Jael Palhas equiparou mesmo a riqueza botânica do local a uma “mini Doñana”.
Margarida Cristo, investigadora do Centro de Ciências do Mar do Algarve (CCMAR), da Universidade do Algarve, apresentou os dados dos invertebrados aquáticos, com destaque para a presença de Daphnia magna – Classificada como Vulnerável (VU) no Livro Vermelho dos Invertebrados de Portugal Continental, espécie de interesse como modelo em laboratório e campo, e referiu a necessidade de se realizarem mais amostragens ao longo do ano para maior e melhor conhecimento deste grupo.
Judite Fernandes, do GEOTA, falou das cidades “esponja” – cidades do futuro que mimetizam o ciclo da água, apresentando algumas sugestões, nomeadamente ao nível de instrumentos de gestão territorial, de medidas que o Município de Lagoa «poderia e deveria aplicar, não só numa ótica de preservação de valores naturais, mas também para proteção de bens materiais e segurança dos seus munícipes».
Rui Félix, do Centro de Conservação das Borboletas de Portugal (TAGIS) , apresentou os dados relativos aos insetos, enquanto Julieta Costa, da Sociedade Portuguesa para o Estudo das Aves (SPEA), se focou nos dados conhecidos em termos de avifauna, evidenciando as várias espécies com nidificação confirmada na área.
«As apresentações foram unânimes na importância irrefutável desta zona húmida e na necessidade de mais prospecções (avaliações/estudos) de modo a completar a informação já recolhida», salienta a Almargem.
Houve ainda, na parte da manhã, espaço para um momento para perguntas por parte do público. Foram colocadas questões sobre o envolvimento das diversas entidades presentes (academia, associações e ONGAs) no planeamento do projeto que será executado pelo Município.
Anabela Simão, vice-presidente da Câmara de Lagoa, garantiu o interesse colaborativo da autarquia não só com os especialistas envolvidos no levantamento técnico, como com as entidades ali presentes.
A pensar no futuro
A segunda metade da Sessão Participativa, que decorreu à tarde, foi dedicada a pensar no futuro. Teve início com uma «profícua dinâmica de grupos de trabalho que pretendia criar as bases de trabalho para os próximos passos nesta zona húmida», explica a Almargem.
Os grupos multidisciplinares de especialistas foram divididos em quatro temáticas estruturantes: Visitação; Educação Ambiental; Renaturalização e Planeamento Estratégico.
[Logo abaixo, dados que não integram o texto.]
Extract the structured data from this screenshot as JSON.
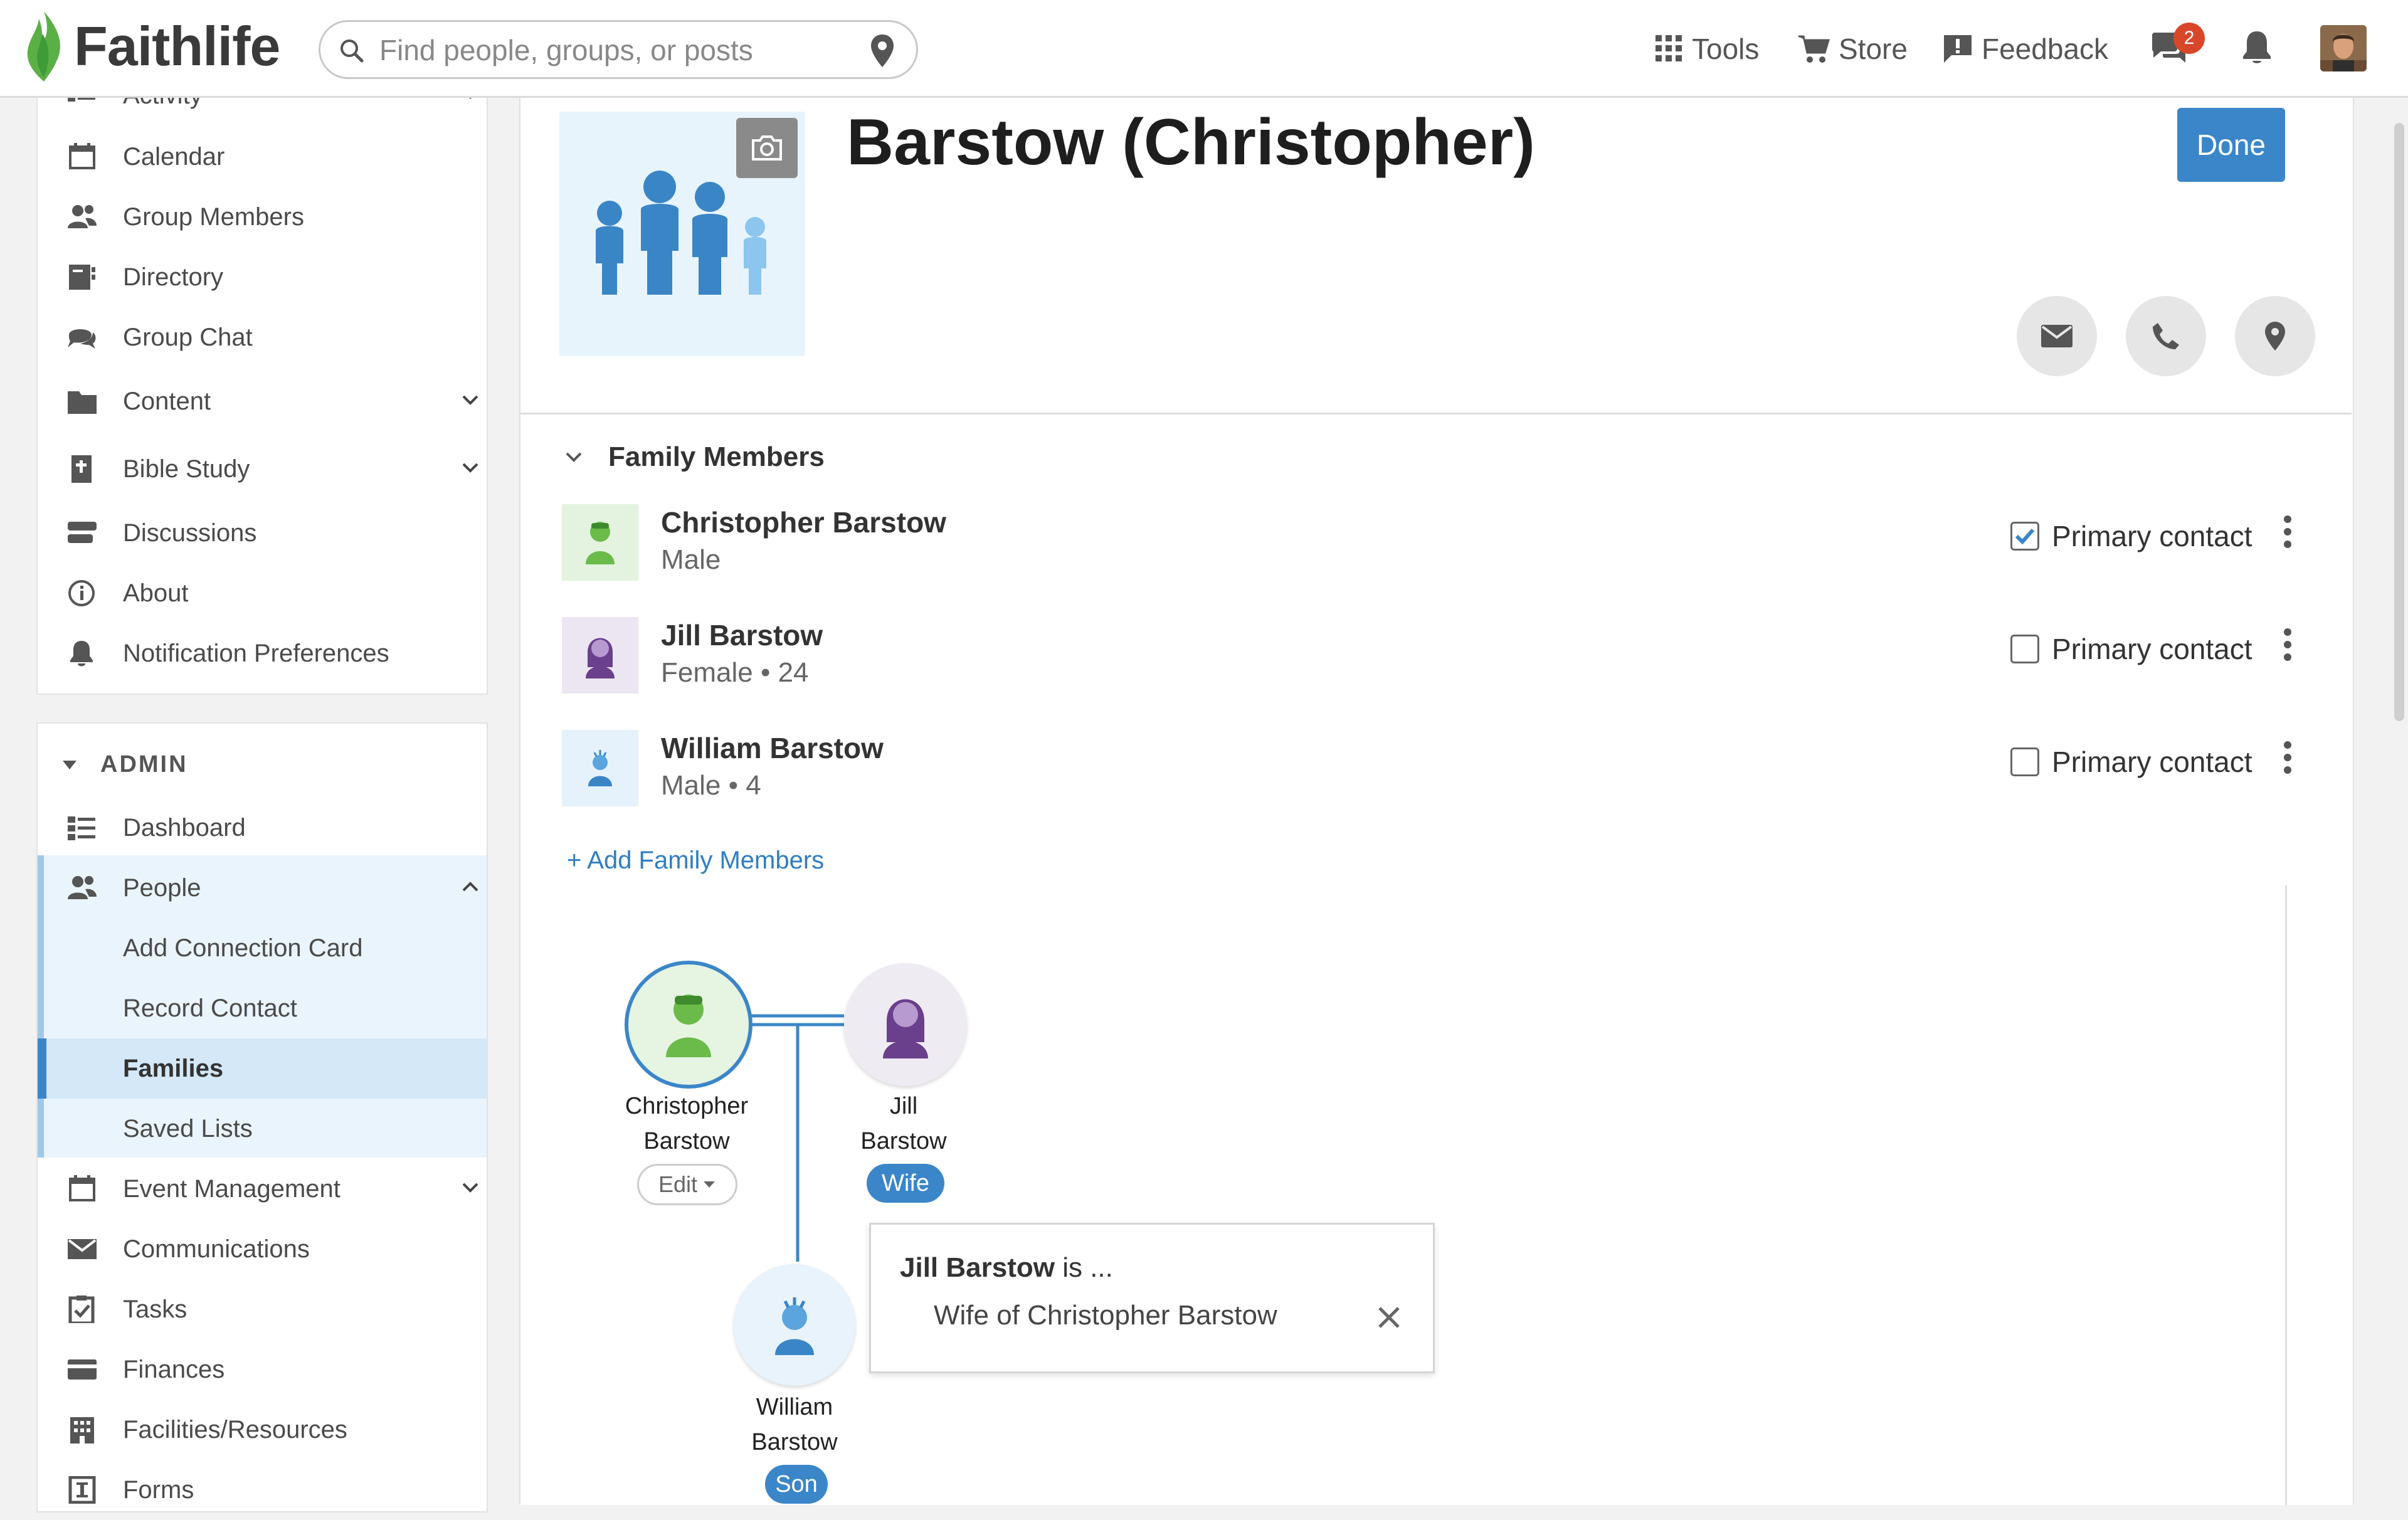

«Pretendeu-se usufruir da presença de dezenas de especialistas no local para delinear estratégias e responder às questões mais imediatas, quer ao nível de calendarização quer de operacionalização, de modo a aplicar mais facilmente as recomendações», acrescenta a associação.
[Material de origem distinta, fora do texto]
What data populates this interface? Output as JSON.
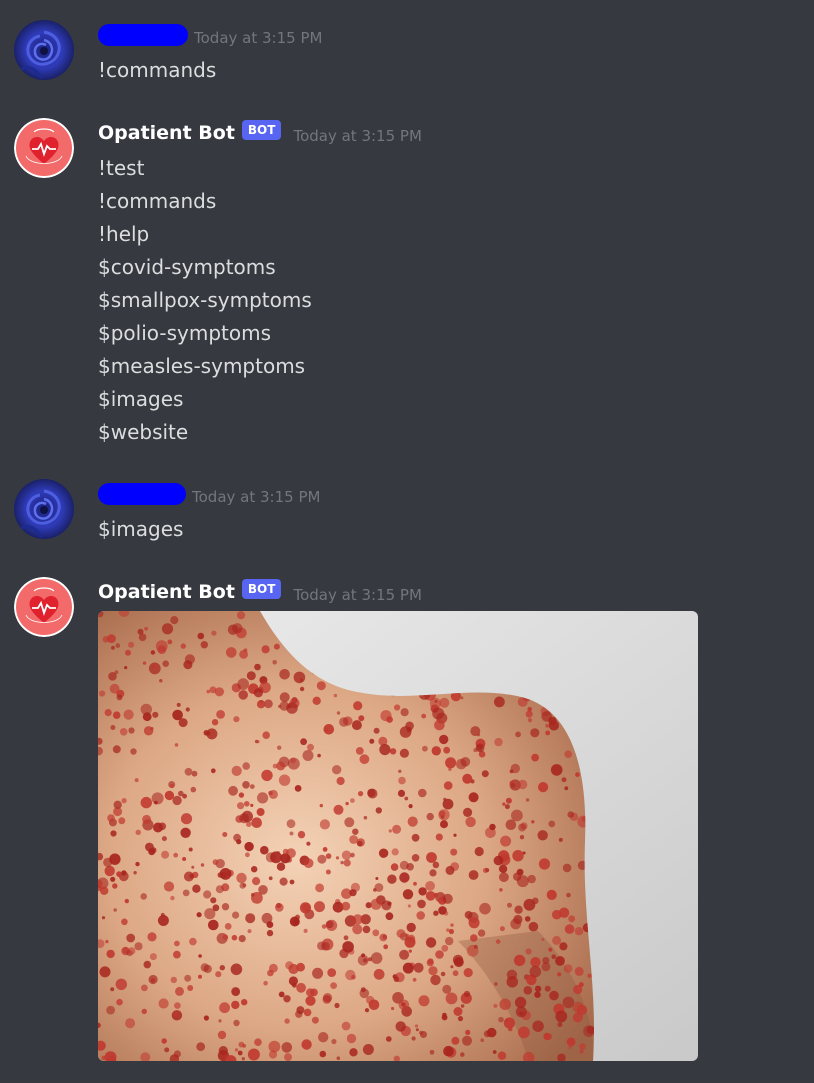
{
  "messages": [
    {
      "author": "",
      "author_redacted": true,
      "timestamp": "Today at 3:15 PM",
      "lines": [
        "!commands"
      ]
    },
    {
      "author": "Opatient Bot",
      "bot_tag": "BOT",
      "timestamp": "Today at 3:15 PM",
      "lines": [
        "!test",
        "!commands",
        "!help",
        "$covid-symptoms",
        "$smallpox-symptoms",
        "$polio-symptoms",
        "$measles-symptoms",
        "$images",
        "$website"
      ]
    },
    {
      "author": "",
      "author_redacted": true,
      "timestamp": "Today at 3:15 PM",
      "lines": [
        "$images"
      ]
    },
    {
      "author": "Opatient Bot",
      "bot_tag": "BOT",
      "timestamp": "Today at 3:15 PM",
      "attachment": "image"
    }
  ],
  "colors": {
    "background": "#36393f",
    "username": "#ffffff",
    "message_text": "#dcddde",
    "timestamp": "#72767d",
    "bot_tag": "#5865f2",
    "redaction": "#0000ff",
    "bot_avatar": "#f26a6a"
  },
  "icons": {
    "user_avatar": "blue-rose-avatar",
    "bot_avatar": "heart-pulse-logo-avatar"
  }
}
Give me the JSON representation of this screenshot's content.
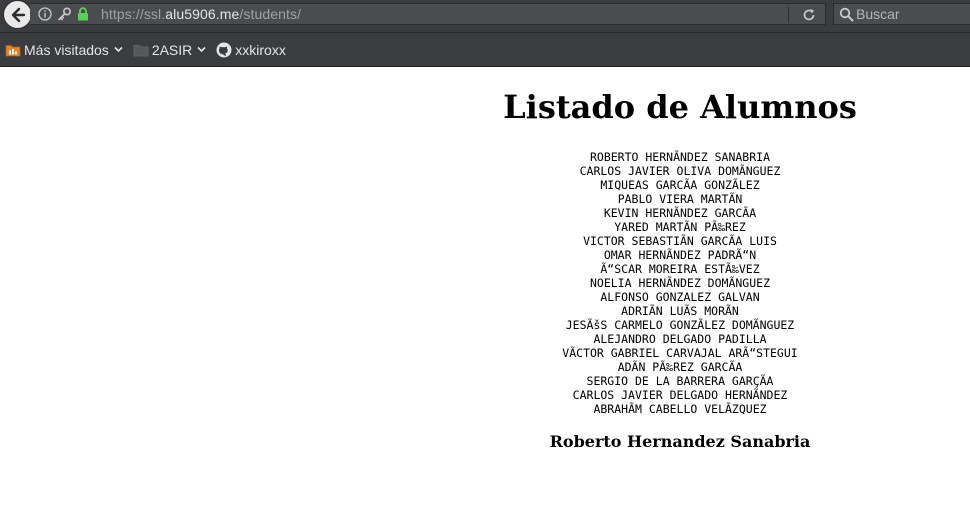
{
  "browser": {
    "url_prefix": "https://ssl.",
    "url_host": "alu5906.me",
    "url_path": "/students/",
    "search_placeholder": "Buscar",
    "bookmarks": [
      {
        "label": "Más visitados",
        "icon": "most-visited-folder-icon"
      },
      {
        "label": "2ASIR",
        "icon": "folder-icon"
      },
      {
        "label": "xxkiroxx",
        "icon": "github-icon"
      }
    ]
  },
  "page": {
    "title": "Listado de Alumnos",
    "students": [
      "ROBERTO HERNÃNDEZ SANABRIA",
      "CARLOS JAVIER OLIVA DOMÃNGUEZ",
      "MIQUEAS GARCÃA GONZÃLEZ",
      "PABLO VIERA MARTÃN",
      "KEVIN HERNÃNDEZ GARCÃA",
      "YARED MARTÃN PÃ‰REZ",
      "VICTOR SEBASTIÃN GARCÃA LUIS",
      "OMAR HERNÃNDEZ PADRÃ“N",
      "Ã“SCAR MOREIRA ESTÃ‰VEZ",
      "NOELIA HERNÃNDEZ DOMÃNGUEZ",
      "ALFONSO GONZALEZ GALVAN",
      "ADRIÃN LUÃS MORÃN",
      "JESÃšS CARMELO GONZÃLEZ DOMÃNGUEZ",
      "ALEJANDRO DELGADO PADILLA",
      "VÃCTOR GABRIEL CARVAJAL ARÃ“STEGUI",
      "ADÃN PÃ‰REZ GARCÃA",
      "SERGIO DE LA BARRERA GARÇÃA",
      "CARLOS JAVIER DELGADO HERNÃNDEZ",
      "ABRAHÃM CABELLO VELÃZQUEZ"
    ],
    "author": "Roberto Hernandez Sanabria"
  },
  "colors": {
    "chrome_bg": "#3a3c3f",
    "field_bg": "#4a4c4f",
    "lock_green": "#5ad15a",
    "page_bg": "#ffffff"
  }
}
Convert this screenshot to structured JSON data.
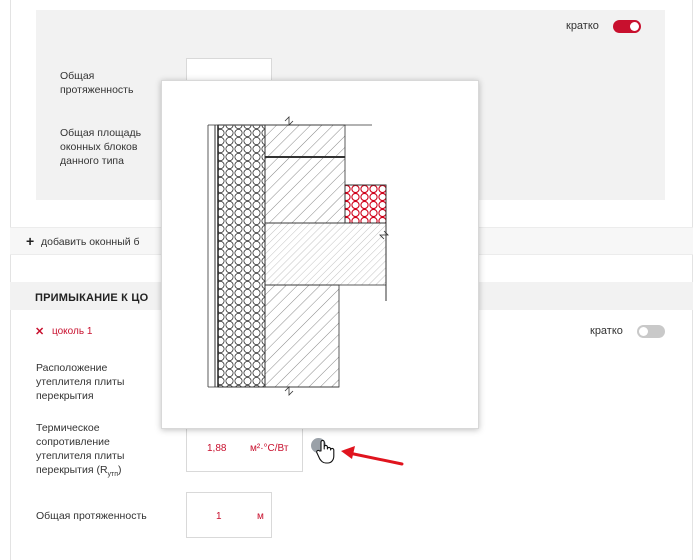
{
  "top_panel": {
    "toggle_label": "кратко",
    "toggle_state": "on",
    "field_length_label": "Общая протяженность",
    "field_area_label": "Общая площадь оконных блоков данного типа"
  },
  "add_window": {
    "label": "добавить оконный б"
  },
  "plinth_section": {
    "title": "ПРИМЫКАНИЕ К ЦО",
    "item_name": "цоколь 1",
    "toggle_label": "кратко",
    "toggle_state": "off",
    "field_location_label": "Расположение утеплителя плиты перекрытия",
    "field_resistance_label_main": "Термическое сопротивление утеплителя плиты перекрытия (R",
    "field_resistance_label_sub": "утп",
    "field_resistance_label_end": ")",
    "resistance_value": "1,88",
    "resistance_unit": "м²·°С/Вт",
    "field_length_label": "Общая протяженность",
    "length_value": "1",
    "length_unit": "м"
  },
  "colors": {
    "accent": "#c8102e",
    "panel_grey": "#f2f2f2"
  },
  "icons": [
    "plus-icon",
    "remove-x-icon",
    "info-icon",
    "hand-cursor-icon",
    "pointer-arrow-icon"
  ]
}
Os resultados da dinâmica de grupos foram depois apresentados ao público, através de um porta voz de cada grupo, e abriu-se a sessão a questões.
Houve troca de ideias entre os diferentes grupos e dúvidas dos cidadãos relativamente à implementação destas ideias. Foi esclarecido pela técnica da Almargem, Anabela Santos, que será feito um relatório mais detalhado, contendo toda a informação da dinâmica de grupos e que será enviado ao Município de Lagoa, com o objetivo de dar contributos válidos para o Master Plan que o Município está a desenvolver para a área.
Foi ainda realizada uma mesa redonda, moderada pela jornalista Elisabete Rodrigues, do jornal Sul Informação, e que contou com a presença do diretor regional do Instituto da Conservação da Natureza e Florestas (ICNF), Joaquim Castelão Rodrigues, do diretor da Agência Portuguesa do Ambiente – Administração de Região Hidrográfica do Algarve (APA-ARH Algarve), Pedro Coelho, do vereador do Município de Lagoa, Mário Guerreiro, do representante das Organizações Não Governamentais de Ambiente (ONGAs), Domingos Leitão, do representante da Academia, Jael Palhas e da representante do MSAB, Ângela Rosa.
Entre as muitas questões abordadas, foi expressa, por todos os representantes, a vontade de colaborar na elaboração de um «plano estratégico benéfico e exequível para a área».
Foi ainda referido que um modelo de cogestão, já testado com sucesso noutras áreas protegidas do Algarve, poderia ser adequado para as Alagoas Brancas.